PRANGALI YAŞAMIN CAZİBESİ (Öykü)
Ayaklarına ellerini uzatıp prangalarını çözdü. Kilidi kendinde olan prangalarını. Kendinde olduğunu yeni fark etmiş gibi. Oysa biliyordu o anahtarların yerini, istediği zaman bulacak yere koymuştu çünkü. Unutmuş gibi yaptı, unutmuştu belki de.
Prangalarını incelemeye başladı kadın, elleriyle. Saatlerce baktı. Etrafta olan bitenden habersiz, prangalardan habersiz baktı prangalara.
Duyarsız baktı bir ara.
Duvarsız bir dünyası yoktu. Duvarları yoktu, kendisi de yoktu. Kendisini yok saydığından duvara ihtiyaç duymamıştı.

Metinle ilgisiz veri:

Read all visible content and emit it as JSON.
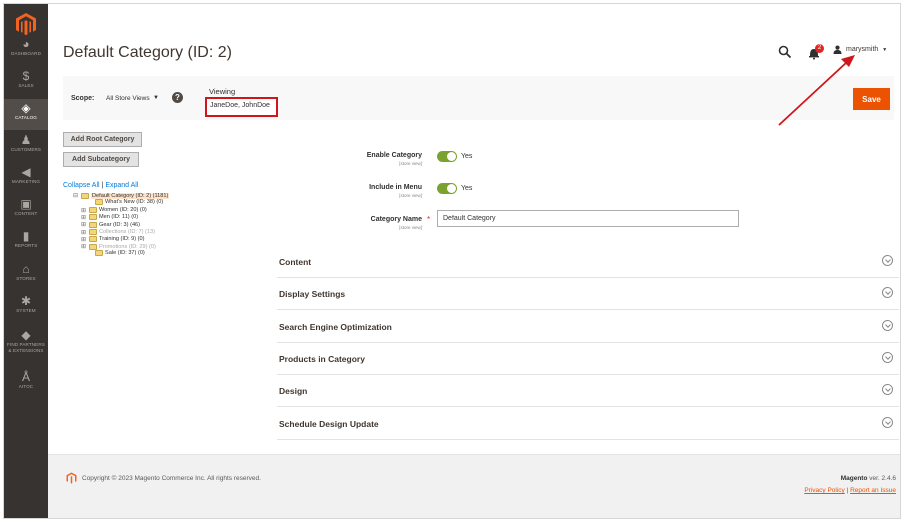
{
  "sidebar": {
    "items": [
      {
        "label": "DASHBOARD",
        "icon": "dashboard-icon",
        "glyph": "◕"
      },
      {
        "label": "SALES",
        "icon": "dollar-icon",
        "glyph": "$"
      },
      {
        "label": "CATALOG",
        "icon": "cube-icon",
        "glyph": "◈"
      },
      {
        "label": "CUSTOMERS",
        "icon": "person-icon",
        "glyph": "♟"
      },
      {
        "label": "MARKETING",
        "icon": "megaphone-icon",
        "glyph": "◀"
      },
      {
        "label": "CONTENT",
        "icon": "content-icon",
        "glyph": "▣"
      },
      {
        "label": "REPORTS",
        "icon": "bar-chart-icon",
        "glyph": "▮"
      },
      {
        "label": "STORES",
        "icon": "store-icon",
        "glyph": "⌂"
      },
      {
        "label": "SYSTEM",
        "icon": "gear-icon",
        "glyph": "✱"
      },
      {
        "label": "FIND PARTNERS",
        "label2": "& EXTENSIONS",
        "icon": "extensions-icon",
        "glyph": "◆"
      },
      {
        "label": "AITOC",
        "icon": "aitoc-icon",
        "glyph": "Å"
      }
    ],
    "active": "CATALOG"
  },
  "header": {
    "title": "Default Category (ID: 2)",
    "notification_count": "2",
    "username": "marysmith"
  },
  "scope": {
    "label": "Scope:",
    "value": "All Store Views",
    "viewing_label": "Viewing",
    "viewing_value": "JaneDoe, JohnDoe"
  },
  "actions": {
    "save": "Save",
    "add_root": "Add Root Category",
    "add_sub": "Add Subcategory"
  },
  "tree": {
    "collapse_all": "Collapse All",
    "separator": "|",
    "expand_all": "Expand All",
    "nodes": [
      {
        "label": "Default Category (ID: 2) (1181)",
        "exp": "⊟",
        "selected": true,
        "dim": false
      },
      {
        "label": "What's New (ID: 38) (0)",
        "exp": "",
        "selected": false,
        "dim": false
      },
      {
        "label": "Women (ID: 20) (0)",
        "exp": "⊞",
        "selected": false,
        "dim": false
      },
      {
        "label": "Men (ID: 11) (0)",
        "exp": "⊞",
        "selected": false,
        "dim": false
      },
      {
        "label": "Gear (ID: 3) (46)",
        "exp": "⊞",
        "selected": false,
        "dim": false
      },
      {
        "label": "Collections (ID: 7) (13)",
        "exp": "⊞",
        "selected": false,
        "dim": true
      },
      {
        "label": "Training (ID: 9) (0)",
        "exp": "⊞",
        "selected": false,
        "dim": false
      },
      {
        "label": "Promotions (ID: 29) (0)",
        "exp": "⊞",
        "selected": false,
        "dim": true
      },
      {
        "label": "Sale (ID: 37) (0)",
        "exp": "",
        "selected": false,
        "dim": false
      }
    ]
  },
  "form": {
    "enable_category": {
      "label": "Enable Category",
      "scope": "[store view]",
      "value": "Yes"
    },
    "include_in_menu": {
      "label": "Include in Menu",
      "scope": "[store view]",
      "value": "Yes"
    },
    "category_name": {
      "label": "Category Name",
      "scope": "[store view]",
      "value": "Default Category",
      "required": "*"
    }
  },
  "sections": [
    "Content",
    "Display Settings",
    "Search Engine Optimization",
    "Products in Category",
    "Design",
    "Schedule Design Update"
  ],
  "footer": {
    "copyright": "Copyright © 2023 Magento Commerce Inc. All rights reserved.",
    "brand": "Magento",
    "version": " ver. 2.4.6",
    "privacy": "Privacy Policy",
    "link_sep": " | ",
    "report": "Report an Issue"
  },
  "colors": {
    "sidebar_bg": "#373330",
    "accent": "#eb5202",
    "toggle_on": "#79a22e",
    "annotation": "#d0161a"
  }
}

Varlığından habersiz yaşadı yıllarca. Varlığı temelsiz bina gibi, varlığı köksüz ağaç gibiydi. Yaprakları olmaması ne kadar da isabetliydi. Meyveleri olur mu yapraksız ağacın? Meyveleri olgunlaşmış, yüzü pembeleşmişti kadının.
Meyvelerinden utandı sonra, yüzüne bakınca çekildi geriye. Geride dayanak, geride duvar olmadığı halde düşmedi. Düşmezdi, geride güveneceği herhangi bir şey olmayacağını bildiği için alıştırmıştı sırtını duvarsız, dayanaksız bir yaşama.

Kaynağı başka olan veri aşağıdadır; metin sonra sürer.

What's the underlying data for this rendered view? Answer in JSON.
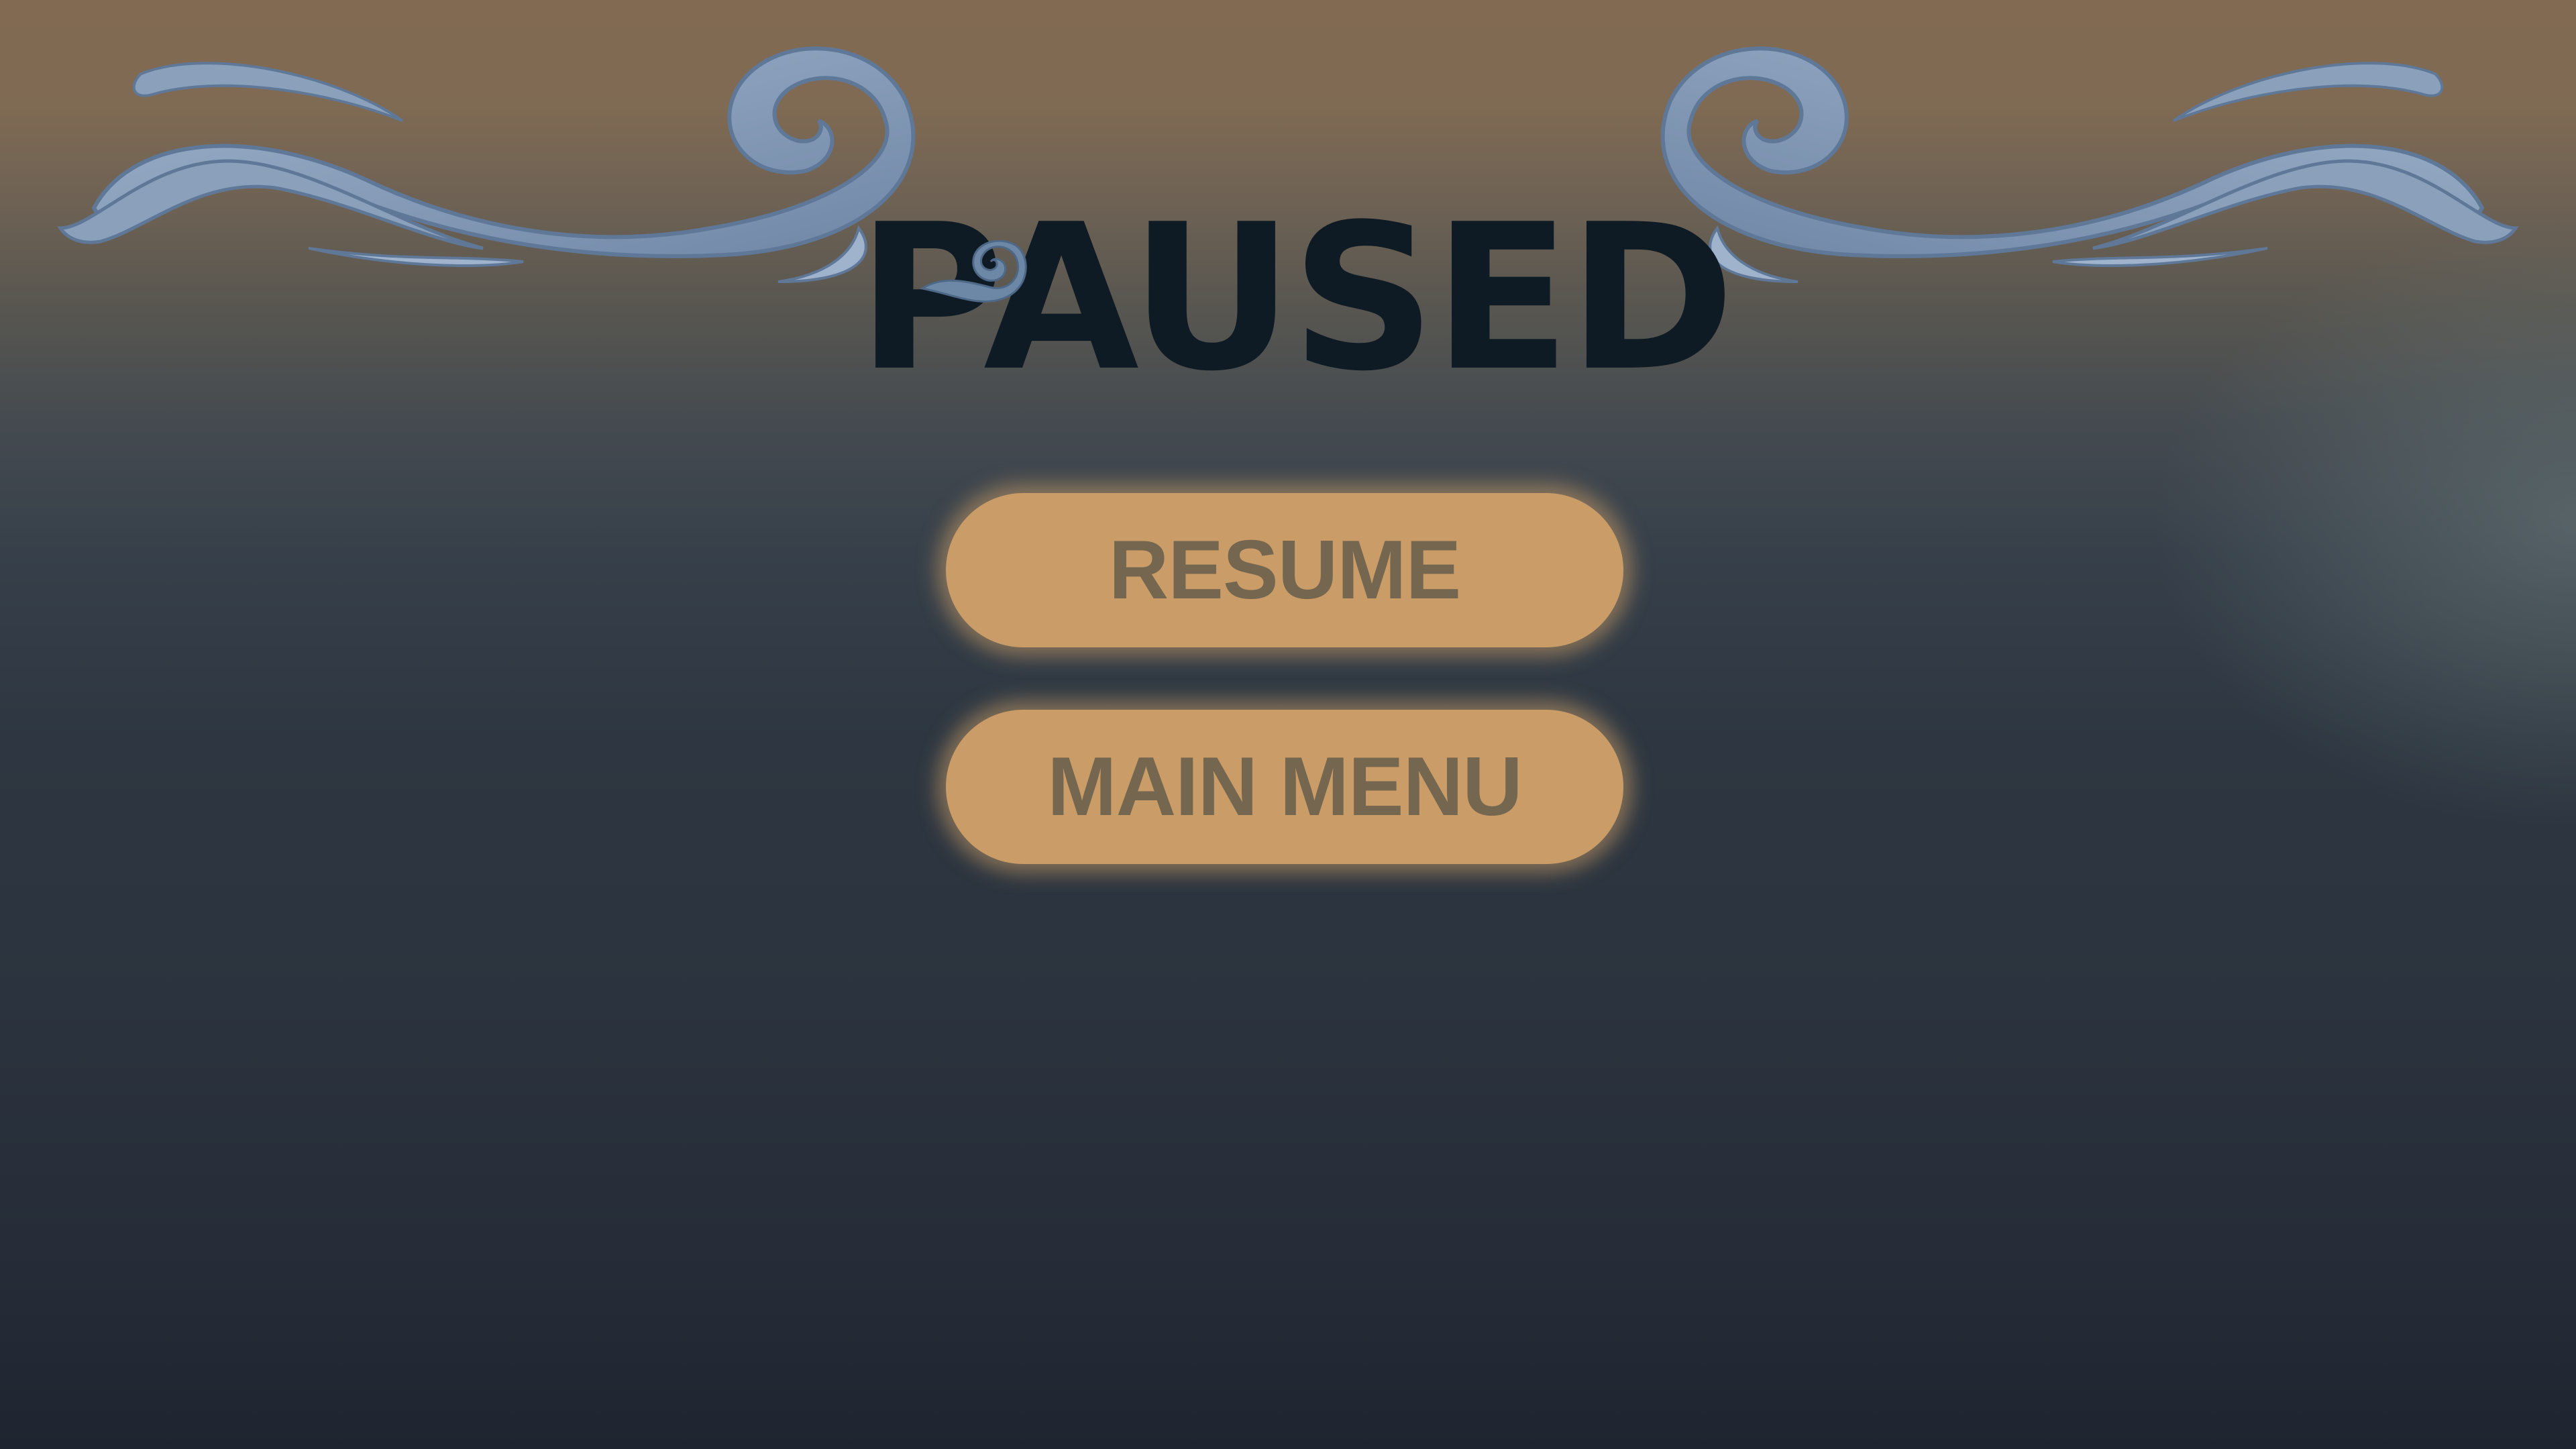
{
  "pause_menu": {
    "title": "PAUSED",
    "buttons": {
      "resume": "RESUME",
      "main_menu": "MAIN MENU"
    }
  },
  "icons": {
    "left_ornament": "wave-flourish-icon",
    "right_ornament": "wave-flourish-icon",
    "title_swirl": "swirl-icon"
  },
  "colors": {
    "button_fill": "#c99c68",
    "button_text": "#756650",
    "title_text": "#0f1b24",
    "ornament": "#8aa0bb"
  }
}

Duvarları olsaydı iyi olurdu belki. Bir tanesine prangasını çarpmak isteyebilirdi. İstedi de. Uzun uzun düşündü duvar örmeyi.
Cesaret edemedi prangasını çarpmaya. Cesaret edilecek gibi değildi. Herkesin harcı değildi prangasız yaşam. Herkes bir şekilde pranga takıyordu, ya kendi elleriyle ya da birilerine emanet ettiği elleriyle. Ellerini bu yüzden sever insan dedi. Elleriyle yaşıyordu sanki ellerinin üstündeydi tüm yükü.
Ayaklarına ne güveni vardı ne de severdi ayaklarını. Ayaklar gitmezdi istediği yere, gitmesi gereken yere. Nasıl gitsindi ki, elleriyle taktığı prangaları engel oluyordu gitmesine.
Aslına bakılırsa ellerini de sevmemesi gerekirdi. Prangalarsa sorun, ayaklarının bir suçu yoktu. Tüm suç ellerindeydi. Buna karşın severdi ellerini, delinin zoruna bak sen!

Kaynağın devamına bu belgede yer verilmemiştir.